The Loihi chip learned each scent with just a single sample, and all without misremembering a thing. To make that happen researchers utilised a dataset of activity from 72 chemical sensors in response to smells, which Loihi was then able to use to piece together the neural representation of each whiff and classify ten potentially harmful scents.

“We are developing neural algorithms on Loihi that mimic what happens in your brain when you smell something,” Nabil Imam, one of Intel’s researchers, says. “This work is a prime example of contemporary research at the crossroads of neuroscience and artificial intelligence and demonstrates Loihi’s potential to provide important sensing capabilities that could benefit various industries.”

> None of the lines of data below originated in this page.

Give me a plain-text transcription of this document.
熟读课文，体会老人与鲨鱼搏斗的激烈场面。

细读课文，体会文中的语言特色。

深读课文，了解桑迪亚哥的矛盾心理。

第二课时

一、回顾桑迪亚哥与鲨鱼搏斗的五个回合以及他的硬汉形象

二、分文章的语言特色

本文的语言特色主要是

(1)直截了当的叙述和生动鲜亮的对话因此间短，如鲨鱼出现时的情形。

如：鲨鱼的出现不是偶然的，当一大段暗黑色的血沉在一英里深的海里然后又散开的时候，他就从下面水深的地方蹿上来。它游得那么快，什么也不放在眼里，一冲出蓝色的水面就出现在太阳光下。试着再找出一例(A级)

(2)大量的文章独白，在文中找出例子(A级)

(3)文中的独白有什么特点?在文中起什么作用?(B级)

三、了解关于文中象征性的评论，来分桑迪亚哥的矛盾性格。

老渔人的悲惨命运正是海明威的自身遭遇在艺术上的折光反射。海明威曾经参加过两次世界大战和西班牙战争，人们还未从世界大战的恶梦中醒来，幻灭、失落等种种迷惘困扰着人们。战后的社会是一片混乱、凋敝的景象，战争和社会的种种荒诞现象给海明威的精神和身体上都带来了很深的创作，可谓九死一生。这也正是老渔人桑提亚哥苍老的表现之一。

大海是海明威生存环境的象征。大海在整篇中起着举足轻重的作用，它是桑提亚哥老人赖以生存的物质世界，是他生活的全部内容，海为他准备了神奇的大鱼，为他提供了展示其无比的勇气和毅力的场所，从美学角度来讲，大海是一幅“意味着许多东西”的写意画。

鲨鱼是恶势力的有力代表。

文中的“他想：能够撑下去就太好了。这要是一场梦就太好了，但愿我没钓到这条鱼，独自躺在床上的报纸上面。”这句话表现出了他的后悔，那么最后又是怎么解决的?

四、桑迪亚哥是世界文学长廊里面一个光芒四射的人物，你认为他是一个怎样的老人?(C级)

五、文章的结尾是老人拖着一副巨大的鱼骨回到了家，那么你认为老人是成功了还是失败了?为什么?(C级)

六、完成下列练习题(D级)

Intel’s Loihi chip is a little different to the best CPUs for gaming. For one, it’s a neuromorphic processor built to mimic the structure of the brain. Rather than traditional transistors in a billion and one different combinations and circuits, Loihi features specialised spiking neural network silicon with roughly 130,000 ‘neurons’ divided across 128 cores, each with its own embedded learning engine.

The research paper (you can find it in Nature Machine Intelligence) claims Loihi helped it reduce training sample size for the olfactory experiment by 3000x. The brain-like structure of the chip, alongside specialised neuroscience algorithms, it says, could be the answer to a genuine, 100% operational, electronic nose. Now I’ll be damned.

So what good is an electronic nose? Intel believes the research could come in handy in checking for dangerous substances and explosives out there in the real-world, aiding doctors in diagnosing diseases with specific traits, and even helping worker robots identify hazardous materials in the fight for climate change.